Thursday, October 31, 2013

Competition policy


General principles
    Competition law is one of the most important points of interaction between business,law and economics. Firms need to understand the rationale and practice of competition legislation and rules. Competition law is also important because it
impinges so closely on the welfare of the consumer and the dynamism of the
business sector. Badly framed competition policy will bring relatively few benefits
to the consumer at a high cost to business. These costs include not only the costs
of taking or defending a competition case, but the costs arising when a firm is
uncertain about the applicability of the law to its behaviour.

    While individual countries have their own distinctive competition regimes,
four general principles underlie competition policy:

1. Highly concentrated market structures are more likely to be monopolistic than
less concentrated structures. Competition policy tends to focus on the former.
2. Competition law is applied to a wide range of markets, i.e. to public sector
commercial services and non-profit organisations, as well as to the private
sector.
3. The benefits of competition include direct benefits to the consumer. But its
indirect effects on upstream and downstream markets have also to be taken
into account. An inefficient telecoms industry, for example, affects both the
individual telephone user and also the pattern of comparative advantage,
through raising communication costs.
4. Case-by-case studies are necessary to quantify the net economic benefits and
costs of a monopoly.
5. Care needs to be taken in devising remedies which can include sanctions,
declarations, structural and behavioural actions.

Competition policy – the example of the European Union

    The EU’s competition regime provides a practical illustration of the general
principles of competition policy.

    The principles of the EU’s competition policy are contained in Articles 85 to 94
of the Treaty of Rome. Since the Treaty of Amsterdam came into effect in 1999,
these have been renumbered Articles 81 to 90. To avoid confusion, we use the
post-1999 numbering in this chapter. These articles cover both uncompetitive
behaviour between firms and state aids that affect trade between Member States.
The objective of keeping the EU market open and free from distortion is
addressed by two key articles, Articles 81 and 82 .

    Article 81 prohibits restrictive agreements relating to price, market shares or production controls, unless specifically exempted or licensed. Exemptions can be given by the Commission if the restrictive agreements can be shown to improve efficiency,allow consumers a ‘fair’ share of the resulting benefits, and preserve
some degree of competition. The exemption clause has been frequently and successfully invoked._8 For example, selective and exclusive dealerships for new car sales are permitted by virtue of this clause .
  
    Article 82 addresses the problem of abuse of dominant position. It outlaws unfair
trading practices, unjustified tie-in clauses and similar arrangements. Concepts
such as ‘dominant position’ and ‘market abuse’ have been subjected to different
interpretations. Some indication of the complexity of the issues is given in the
summary of the judgment in the Woodpulp case .

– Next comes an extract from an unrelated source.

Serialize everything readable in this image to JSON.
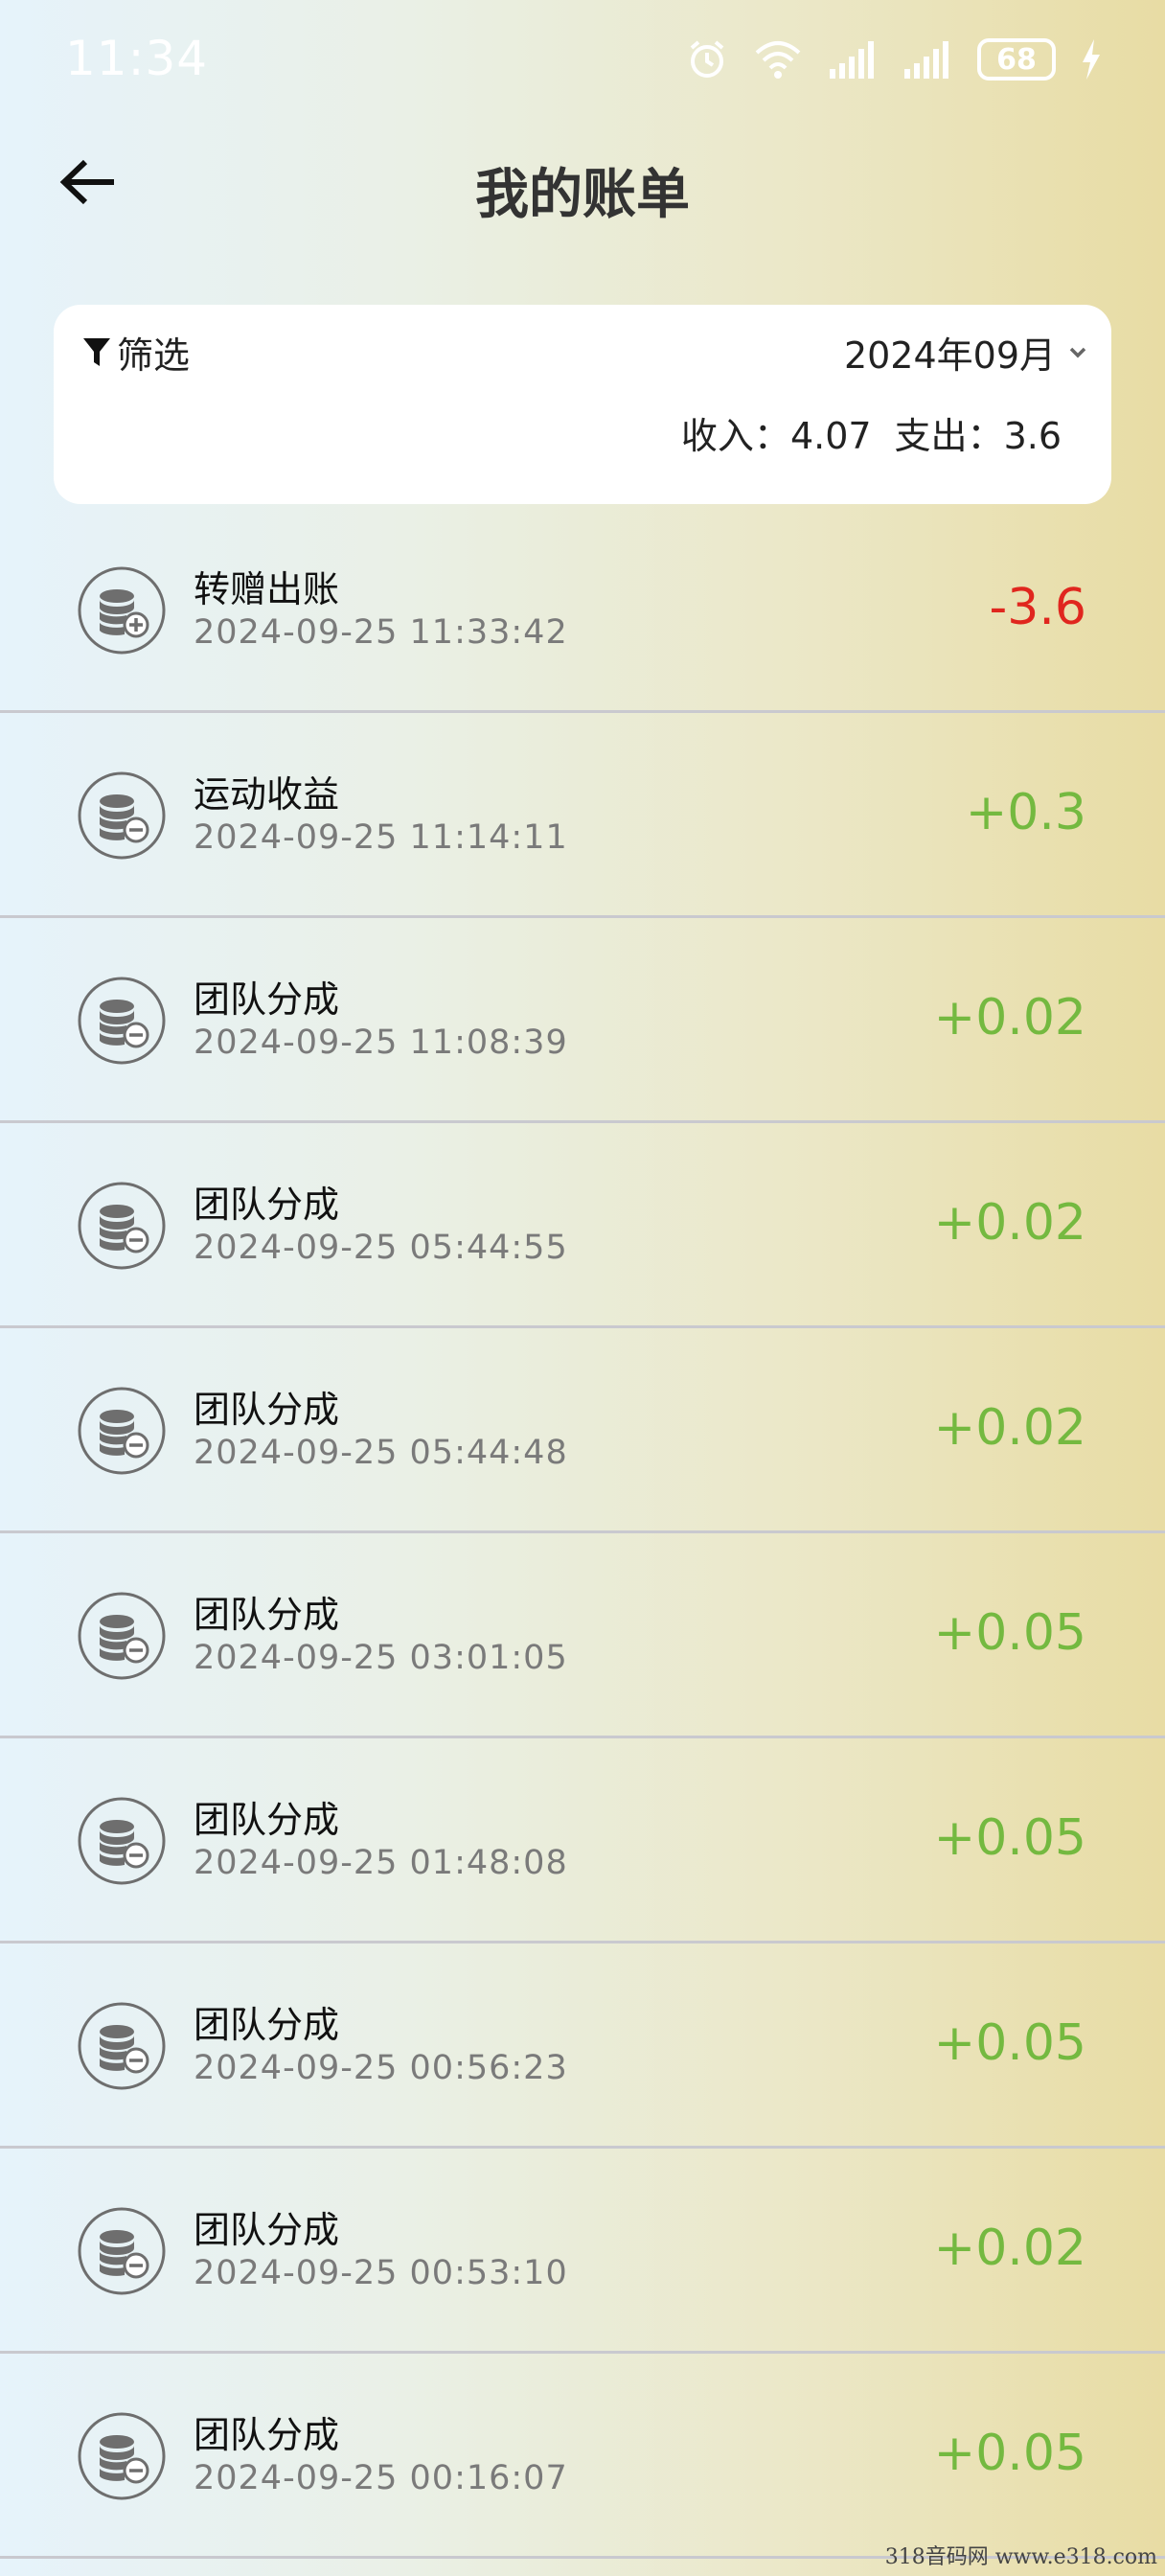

    These articles apply in principle to vertical as well as horizontal agreements
between firms. Vertical restraints are contracts between firms at different
stages of the production chain that specify more detailed commitments on the
parties than simply to exchange a given quantity of goods or services at a given
price per unit. Examples include selective and exclusive dealerships
discussed in Box 7.4, retail price maintenance, service requirements, e.g. undertakings to spend on advertising and after-sales service, and two-part pricing involving a fixed charge and a fixed price per unit. VRs essentially involve
agreements between producers of complementary goods. They are distinguished
from horizontal restraints .HRs relate to agreements between producers at the
same stage of the production chain.

    Competition law tends to take a permissive view of VRs. The reason for this is

that abuse of market power by one producer  damages the producer of the complement .Thus any limit to sales by the manufacturer to exploit monopoly power reduces sales and profits of the dealer, and vice versa in case of use of monopoly power by the dealers. Hence both parties are driven by self-interest to an efficient outcome, very much in the spirit of Adam  Smith, and no intervention by the Competition Authority is needed. In judging VRs, the EU takes a permissive view provided efficiency is in fact achieved. It adds two other criteria: equity – protection of small enterprises; and promotion of market integration – hence any measure preventing ‘parallel’ imports is unfavourably regarded. The more inter-brand competition in the market, the less the danger of a VR being in breach of competition law.